Not strictly true because the phones they counted here will still get security updates for 2-3 years AFAIK. 7 year old phones, mind you. But yeah, no more feature updates. Which are so meaningless these days anyway.
No. Maintain your own OS. Any country or group of countries should be doing so.
15 years. 15 years. She got one of your kids got you for 15 years
People have had plenty of time to upgrade. 15 years is an incredibly long time to be supporting an OS. Even RHEL doesn’t do that.
Lifetime for security. Other features (new drivers...) you can pay for, but security is lifetime. You need to escrow enough money to provide this service or prove that nobody is using the OS.
All services required for use of the device are also lifetime - though they may charge a subscription price so long as that price is clear to the customer before the first sale and prices go up by inflation only. After 15 years they can drop the service if it is easy for a "normal user" to switch to a different subscription provider; and all source code required for someone "skilled in the art" to create and maintain their own service provider is publicly released under terms that allow modification and redistribution was released at least 5 years before killing their own service.
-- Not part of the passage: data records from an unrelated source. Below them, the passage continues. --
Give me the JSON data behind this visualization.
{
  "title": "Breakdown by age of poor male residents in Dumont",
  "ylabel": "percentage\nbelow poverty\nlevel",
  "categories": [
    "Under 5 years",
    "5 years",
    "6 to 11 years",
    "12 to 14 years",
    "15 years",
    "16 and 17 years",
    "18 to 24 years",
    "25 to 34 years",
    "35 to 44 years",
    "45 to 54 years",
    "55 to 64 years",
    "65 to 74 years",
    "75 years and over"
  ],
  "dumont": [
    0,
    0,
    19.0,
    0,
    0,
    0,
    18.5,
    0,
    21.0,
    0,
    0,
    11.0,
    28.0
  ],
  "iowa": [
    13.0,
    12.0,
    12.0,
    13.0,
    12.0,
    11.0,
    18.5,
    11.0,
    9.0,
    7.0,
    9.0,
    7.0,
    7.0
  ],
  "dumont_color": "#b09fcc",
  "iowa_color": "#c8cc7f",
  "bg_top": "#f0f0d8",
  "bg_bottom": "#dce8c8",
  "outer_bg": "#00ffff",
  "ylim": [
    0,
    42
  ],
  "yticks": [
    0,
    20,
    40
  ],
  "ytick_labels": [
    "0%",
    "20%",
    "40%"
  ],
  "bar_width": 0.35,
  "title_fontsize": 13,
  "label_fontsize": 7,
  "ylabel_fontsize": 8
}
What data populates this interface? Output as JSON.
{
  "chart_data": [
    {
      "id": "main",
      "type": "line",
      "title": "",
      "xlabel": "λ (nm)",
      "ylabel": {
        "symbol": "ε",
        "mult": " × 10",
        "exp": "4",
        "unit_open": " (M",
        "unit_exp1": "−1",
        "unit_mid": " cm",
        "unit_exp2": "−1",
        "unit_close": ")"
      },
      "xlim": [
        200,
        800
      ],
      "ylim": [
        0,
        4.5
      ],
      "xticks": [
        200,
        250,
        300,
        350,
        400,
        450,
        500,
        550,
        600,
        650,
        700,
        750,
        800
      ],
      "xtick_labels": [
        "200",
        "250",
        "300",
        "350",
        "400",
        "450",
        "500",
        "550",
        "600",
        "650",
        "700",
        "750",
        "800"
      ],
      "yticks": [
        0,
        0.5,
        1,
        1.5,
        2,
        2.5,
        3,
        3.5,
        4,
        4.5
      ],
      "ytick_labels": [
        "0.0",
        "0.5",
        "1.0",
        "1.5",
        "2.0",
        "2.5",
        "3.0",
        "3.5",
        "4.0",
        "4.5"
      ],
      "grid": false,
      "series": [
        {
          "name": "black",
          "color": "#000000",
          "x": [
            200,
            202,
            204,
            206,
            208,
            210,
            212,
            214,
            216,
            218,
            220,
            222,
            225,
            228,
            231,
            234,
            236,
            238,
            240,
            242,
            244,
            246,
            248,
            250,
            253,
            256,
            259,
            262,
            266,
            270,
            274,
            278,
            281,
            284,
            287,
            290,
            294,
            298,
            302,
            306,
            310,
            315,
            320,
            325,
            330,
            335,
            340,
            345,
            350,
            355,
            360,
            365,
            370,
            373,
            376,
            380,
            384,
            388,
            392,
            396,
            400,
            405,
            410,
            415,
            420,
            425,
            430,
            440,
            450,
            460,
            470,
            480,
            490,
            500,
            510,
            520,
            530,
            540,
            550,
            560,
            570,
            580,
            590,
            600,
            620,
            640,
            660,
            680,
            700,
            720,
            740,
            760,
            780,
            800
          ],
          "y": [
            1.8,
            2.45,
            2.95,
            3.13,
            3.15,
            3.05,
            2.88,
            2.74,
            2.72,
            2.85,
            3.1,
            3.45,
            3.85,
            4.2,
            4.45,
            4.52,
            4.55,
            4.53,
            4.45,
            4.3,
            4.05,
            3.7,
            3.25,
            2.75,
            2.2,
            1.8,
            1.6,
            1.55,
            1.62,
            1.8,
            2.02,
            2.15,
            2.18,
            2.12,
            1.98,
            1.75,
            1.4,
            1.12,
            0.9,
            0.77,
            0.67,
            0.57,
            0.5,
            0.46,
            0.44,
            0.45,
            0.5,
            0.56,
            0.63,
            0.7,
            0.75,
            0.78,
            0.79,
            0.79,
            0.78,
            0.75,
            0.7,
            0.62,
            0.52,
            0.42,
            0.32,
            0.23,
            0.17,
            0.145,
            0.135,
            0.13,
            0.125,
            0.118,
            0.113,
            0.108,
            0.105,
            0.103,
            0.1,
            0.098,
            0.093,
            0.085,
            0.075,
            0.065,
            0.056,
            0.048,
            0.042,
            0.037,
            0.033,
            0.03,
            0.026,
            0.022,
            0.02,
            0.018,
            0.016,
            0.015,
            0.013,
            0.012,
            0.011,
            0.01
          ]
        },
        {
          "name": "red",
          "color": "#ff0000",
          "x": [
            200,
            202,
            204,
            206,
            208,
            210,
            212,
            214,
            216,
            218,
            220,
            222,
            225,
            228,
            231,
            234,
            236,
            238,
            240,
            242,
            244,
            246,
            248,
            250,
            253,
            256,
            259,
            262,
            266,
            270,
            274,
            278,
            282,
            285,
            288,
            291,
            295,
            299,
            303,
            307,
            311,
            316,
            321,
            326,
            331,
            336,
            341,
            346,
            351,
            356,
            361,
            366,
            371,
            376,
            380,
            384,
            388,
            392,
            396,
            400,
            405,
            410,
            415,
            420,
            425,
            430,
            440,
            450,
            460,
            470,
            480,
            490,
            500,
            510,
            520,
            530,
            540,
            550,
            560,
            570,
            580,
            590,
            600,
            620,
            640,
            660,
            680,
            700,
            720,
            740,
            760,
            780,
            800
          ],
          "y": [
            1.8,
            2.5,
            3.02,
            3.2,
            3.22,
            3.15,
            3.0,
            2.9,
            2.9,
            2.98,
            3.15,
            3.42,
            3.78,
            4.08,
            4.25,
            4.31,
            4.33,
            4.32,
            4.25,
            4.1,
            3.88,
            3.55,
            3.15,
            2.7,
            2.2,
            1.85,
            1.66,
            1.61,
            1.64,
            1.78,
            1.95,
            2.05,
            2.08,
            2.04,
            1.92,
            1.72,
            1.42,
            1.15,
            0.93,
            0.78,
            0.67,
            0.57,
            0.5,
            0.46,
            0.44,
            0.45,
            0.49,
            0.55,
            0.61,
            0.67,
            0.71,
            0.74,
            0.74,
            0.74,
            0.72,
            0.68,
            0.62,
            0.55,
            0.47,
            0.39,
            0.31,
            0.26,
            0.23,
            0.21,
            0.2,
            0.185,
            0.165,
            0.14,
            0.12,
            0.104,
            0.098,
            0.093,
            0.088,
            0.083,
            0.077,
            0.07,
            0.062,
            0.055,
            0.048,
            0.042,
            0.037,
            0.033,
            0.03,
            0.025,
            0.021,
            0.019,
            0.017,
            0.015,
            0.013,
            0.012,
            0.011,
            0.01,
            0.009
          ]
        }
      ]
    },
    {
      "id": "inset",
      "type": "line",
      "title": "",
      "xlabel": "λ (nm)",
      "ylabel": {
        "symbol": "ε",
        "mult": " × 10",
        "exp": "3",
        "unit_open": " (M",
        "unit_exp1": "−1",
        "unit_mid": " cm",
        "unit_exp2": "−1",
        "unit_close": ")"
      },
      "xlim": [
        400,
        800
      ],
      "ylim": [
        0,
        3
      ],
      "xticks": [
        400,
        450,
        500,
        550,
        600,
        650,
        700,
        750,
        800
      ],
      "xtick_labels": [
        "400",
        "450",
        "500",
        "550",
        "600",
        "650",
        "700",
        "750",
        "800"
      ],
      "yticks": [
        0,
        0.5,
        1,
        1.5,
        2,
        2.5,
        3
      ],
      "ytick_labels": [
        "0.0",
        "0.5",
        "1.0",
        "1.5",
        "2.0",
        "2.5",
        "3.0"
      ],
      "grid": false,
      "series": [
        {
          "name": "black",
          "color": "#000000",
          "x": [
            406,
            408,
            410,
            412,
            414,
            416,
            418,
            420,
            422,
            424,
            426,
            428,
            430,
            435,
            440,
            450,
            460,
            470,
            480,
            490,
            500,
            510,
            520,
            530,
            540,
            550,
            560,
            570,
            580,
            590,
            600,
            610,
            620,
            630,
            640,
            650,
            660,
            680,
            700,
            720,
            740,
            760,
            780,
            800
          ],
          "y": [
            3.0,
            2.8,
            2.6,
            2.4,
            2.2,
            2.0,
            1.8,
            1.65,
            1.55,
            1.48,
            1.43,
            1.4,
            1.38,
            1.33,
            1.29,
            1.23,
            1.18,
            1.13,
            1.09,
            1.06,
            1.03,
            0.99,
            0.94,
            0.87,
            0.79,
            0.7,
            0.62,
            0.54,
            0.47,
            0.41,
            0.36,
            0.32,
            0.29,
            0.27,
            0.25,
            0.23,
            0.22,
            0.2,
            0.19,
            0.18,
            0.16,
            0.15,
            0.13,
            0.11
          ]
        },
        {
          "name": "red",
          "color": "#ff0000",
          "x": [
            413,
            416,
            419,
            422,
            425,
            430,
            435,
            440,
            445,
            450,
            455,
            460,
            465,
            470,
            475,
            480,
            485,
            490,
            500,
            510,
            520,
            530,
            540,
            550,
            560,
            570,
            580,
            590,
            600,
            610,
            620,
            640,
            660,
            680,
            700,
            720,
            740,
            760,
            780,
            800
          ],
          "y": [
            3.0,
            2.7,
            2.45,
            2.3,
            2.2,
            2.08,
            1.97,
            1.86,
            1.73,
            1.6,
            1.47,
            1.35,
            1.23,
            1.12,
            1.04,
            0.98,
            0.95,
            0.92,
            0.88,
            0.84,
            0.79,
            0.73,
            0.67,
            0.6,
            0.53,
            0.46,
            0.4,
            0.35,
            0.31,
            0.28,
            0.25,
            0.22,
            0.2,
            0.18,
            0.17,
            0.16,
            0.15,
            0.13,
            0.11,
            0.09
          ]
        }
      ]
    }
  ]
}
You are allowed to drop support for any protocol that is not latest recommended state of the art so long as you maintain what was recommended at time of release. If a newer protocol comes out you need not support it. (Which is to say you can be IPv6 only today, and if the internet switches to IPv12 in the future you don't have to support that)
The above applies to anything network connected. OS, web browser, Security camera, thermostat....
Why only 15?
Petter1@discuss.tchncs.de 2 weeks ago
I would prefer if they force the companies to unlock root and boot-loader, when they not ship new OS anymore for a device.
WhatAmLemmy@lemmy.world 2 weeks ago
Fuck it. Force them from release sate. There’s no reason for them to dictate what you can and cannot run on the hardware you purchase. If they can’t compete by providing a better OS or software, and must rely on anti-competitive models to profit, then they don’t deserve to waste the planets resources.
Petter1@discuss.tchncs.de 2 weeks ago
Fair enough, just thought proposal above would have higher chances to get approved 😇
interdimensionalmeme@lemmy.ml 2 weeks ago
Abandonware must be open sourced, publishing a new version doesn’t count as a exception.